Adewale Ajumobi, Khaled Bahjri, Christian Jackson, Ronald Griffin
Digestive Diseases and Sciences 2010, 55 (6): 1615-21

GOALS: Determine the rates of follow-up, incident rate of cancer during surveillance, and changes in pathologic grade of patients with Barrett's esophagus during surveillance in a gastroenterology practice without a formal surveillance program.

BACKGROUND: Barrett's esophagus is a pre-malignant condition. Surveillance endoscopy (SE) is recommended in order to detect and treat high-grade dysplasia and esophageal adenocarcinoma early and prevent deaths. SE has not been shown to have mortality benefit and several studies have questioned its cost-effectiveness. Most gastroenterology practices do not have a surveillance program for Barrett's esophagus. The few that exist are only in very specialized and funded programs. Little information exists on outcomes in patients with Barrett's esophagus outside of these well-structured surveillance programs.

STUDY: A retrospective analysis of a cohort of patients with Barrett's esophagus diagnosed and surveyed between 1995 and 2005 at a Veterans Affairs medical center. Data were collected on age, body mass index, and race. Patients who missed their SE by 6 months or more and those that missed their SE by twice the recommended intervals or more were identified and analyzed for changes in pathologic grades.

RESULTS: A total of 472 patients were diagnosed with Barrett's esophagus or had SE between 1995 and 2005. Three hundred and five patients only had one endoscopy and biopsy.
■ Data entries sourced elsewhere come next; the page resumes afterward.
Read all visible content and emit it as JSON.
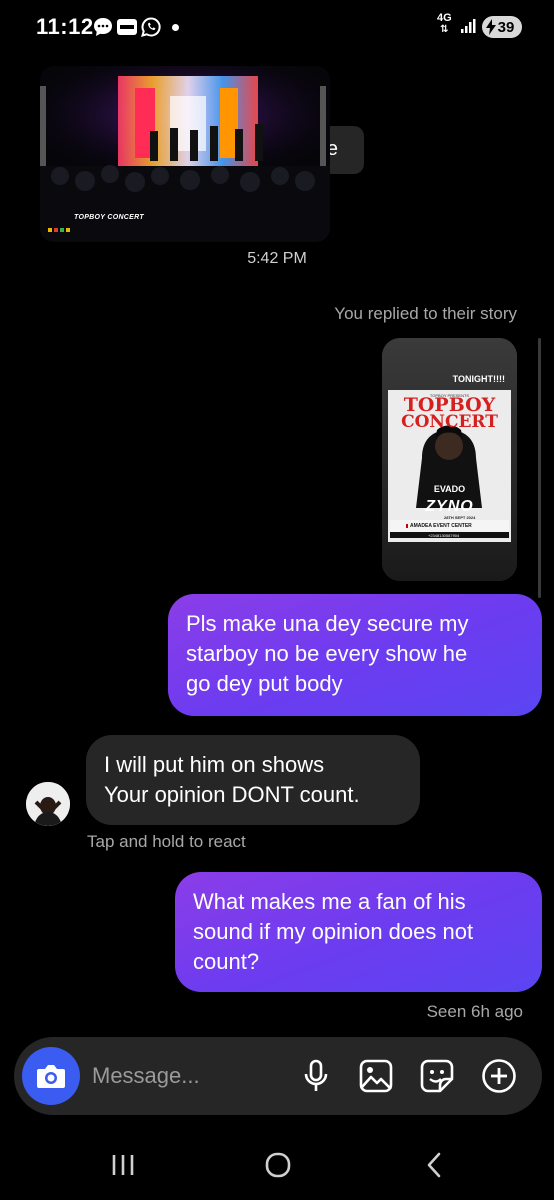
{
  "status_bar": {
    "time": "11:12",
    "network": "4G",
    "battery": "39",
    "icons": [
      "messages-icon",
      "bybit-icon",
      "whatsapp-icon",
      "notification-dot-icon",
      "network-icon",
      "signal-icon",
      "battery-charging-icon"
    ]
  },
  "shared_post": {
    "caption": "TOPBOY CONCERT",
    "bubble_tail_text": "e"
  },
  "timestamp": "5:42 PM",
  "reply_note": "You replied to their story",
  "story_card": {
    "badge": "TONIGHT!!!!",
    "presenter": "TOPBOY PRESENTS",
    "title_line1": "TOPBOY",
    "title_line2": "CONCERT",
    "artist1": "EVADO",
    "artist2": "ZYNO",
    "date": "28TH SEPT 2024",
    "venue": "AMADEA EVENT CENTER",
    "phone": "+2348130587904"
  },
  "messages": [
    {
      "direction": "outgoing",
      "text": "Pls make una dey secure my\nstarboy no be every show he\ngo dey put body"
    },
    {
      "direction": "incoming",
      "text": "I will put him on shows\nYour opinion DONT count."
    },
    {
      "direction": "outgoing",
      "text": "What makes me a fan of his\nsound if my opinion does not\ncount?"
    }
  ],
  "react_hint": "Tap and hold to react",
  "seen_status": "Seen 6h ago",
  "composer": {
    "placeholder": "Message...",
    "icons": [
      "camera-icon",
      "microphone-icon",
      "gallery-icon",
      "sticker-icon",
      "add-icon"
    ]
  },
  "nav": [
    "recents-icon",
    "home-icon",
    "back-icon"
  ],
  "colors": {
    "background": "#000000",
    "incoming_bubble": "#262626",
    "outgoing_gradient_start": "#8b3de8",
    "outgoing_gradient_end": "#5b45f2",
    "camera_button": "#3a5cf0",
    "secondary_text": "#a8a8a8"
  }
}
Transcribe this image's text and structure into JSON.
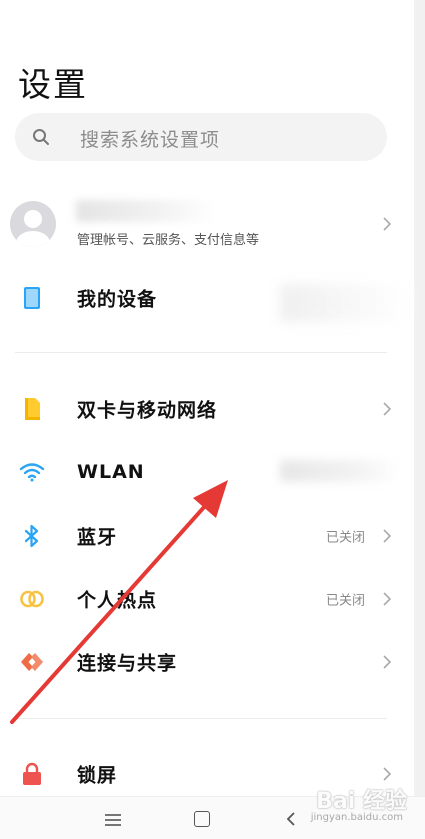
{
  "page": {
    "title": "设置"
  },
  "search": {
    "placeholder": "搜索系统设置项"
  },
  "account": {
    "subtitle": "管理帐号、云服务、支付信息等"
  },
  "items": [
    {
      "label": "我的设备",
      "icon": "device-icon"
    },
    {
      "label": "双卡与移动网络",
      "icon": "sim-card-icon"
    },
    {
      "label": "WLAN",
      "icon": "wifi-icon"
    },
    {
      "label": "蓝牙",
      "icon": "bluetooth-icon",
      "value": "已关闭"
    },
    {
      "label": "个人热点",
      "icon": "hotspot-icon",
      "value": "已关闭"
    },
    {
      "label": "连接与共享",
      "icon": "share-icon"
    },
    {
      "label": "锁屏",
      "icon": "lock-icon"
    }
  ],
  "watermark": {
    "text": "Bai 经验",
    "sub": "jingyan.baidu.com"
  },
  "colors": {
    "accent_blue": "#2aa4f4",
    "sim_yellow": "#f4b400",
    "hotspot_yellow": "#f6c343",
    "share_orange": "#ef6b45",
    "lock_red": "#ef5350",
    "arrow_red": "#e53935"
  }
}
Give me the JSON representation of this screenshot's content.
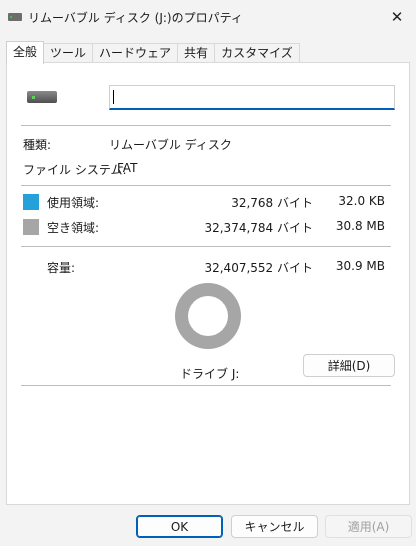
{
  "window": {
    "title": "リムーバブル ディスク (J:)のプロパティ",
    "close_glyph": "✕"
  },
  "tabs": [
    {
      "label": "全般",
      "active": true
    },
    {
      "label": "ツール",
      "active": false
    },
    {
      "label": "ハードウェア",
      "active": false
    },
    {
      "label": "共有",
      "active": false
    },
    {
      "label": "カスタマイズ",
      "active": false
    }
  ],
  "general": {
    "drive_name_value": "",
    "type_label": "種類:",
    "type_value": "リムーバブル ディスク",
    "fs_label": "ファイル システム:",
    "fs_value": "FAT",
    "used": {
      "label": "使用領域:",
      "bytes": "32,768 バイト",
      "size": "32.0 KB",
      "color": "#26a0da"
    },
    "free": {
      "label": "空き領域:",
      "bytes": "32,374,784 バイト",
      "size": "30.8 MB",
      "color": "#a6a6a6"
    },
    "capacity": {
      "label": "容量:",
      "bytes": "32,407,552 バイト",
      "size": "30.9 MB"
    },
    "used_fraction": 0.001,
    "drive_label": "ドライブ J:",
    "details_button": "詳細(D)"
  },
  "footer": {
    "ok": "OK",
    "cancel": "キャンセル",
    "apply": "適用(A)"
  }
}
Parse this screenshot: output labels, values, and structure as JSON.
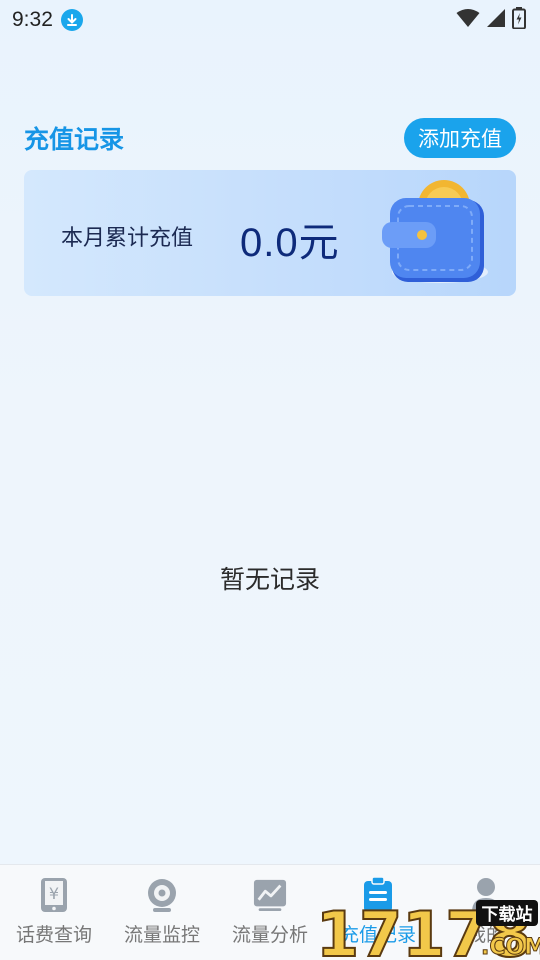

They did not have follow-up surveillance endoscopies and biopsies. Two patients were excluded from the final analysis: one had an esophagectomy after an index diagnosis of high-grade dysplasia, and one had a diagnosis of esophageal adenocarcinoma 2 days after an initial impression of Barrett's esophagus. There were 165 patients with Barrett's metaplasia or dysplasia who had SE more than once and were included in the final analysis. Overall, 53.3% had no change in pathologic grade, 35.2% regressed to a lower pathologic grade, and 11.5% progressed to a higher grade. None (0/165, 0%) progressed to esophageal adenocarcinoma; 3.6% (6/165) progressed to high-grade dysplasia and 11.5% (19/165) regressed to normal mucosa. Forty-four patients missed their SE by 6 months or more. Of these, 50% regressed, 40.9% had no change, and 9.1% progressed. Four patients regressed to normal mucosa, one progressed to high-grade dysplasia and none progressed to esophageal adenocarcinoma. Twenty-three patients missed their SE by twice the recommended intervals or more. Of these, 60.9% regressed, 34.8% did not change, and 4.3% progressed. None progressed to esophageal adenocarcinoma or high-grade dysplasia but three regressed to normal mucosa. After adjusting for age and body mass index, patients with low-grade dysplasia are nearly seven times more likely to miss their endoscopy by twice the recommended intervals or more (OR 6.56, P-value 0.03).

CONCLUSIONS: Most veteran patients with Barrett's esophagus do not undergo surveillance endoscopies. Veteran patients with Barrett's esophagus undergoing SE rarely progress to high-grade dysplasia or esophageal adenocarcinoma. Veteran patients with Barrett's esophagus who have longer SE up to twice the recommended intervals because they missed their scheduled SE did not have a worse outcome when compared to the general Barrett's esophagus surveillance group. Veteran patients with low-grade dysplasia are most likely to miss their SE by twice the recommended intervals or more, though the reason for this is unknown.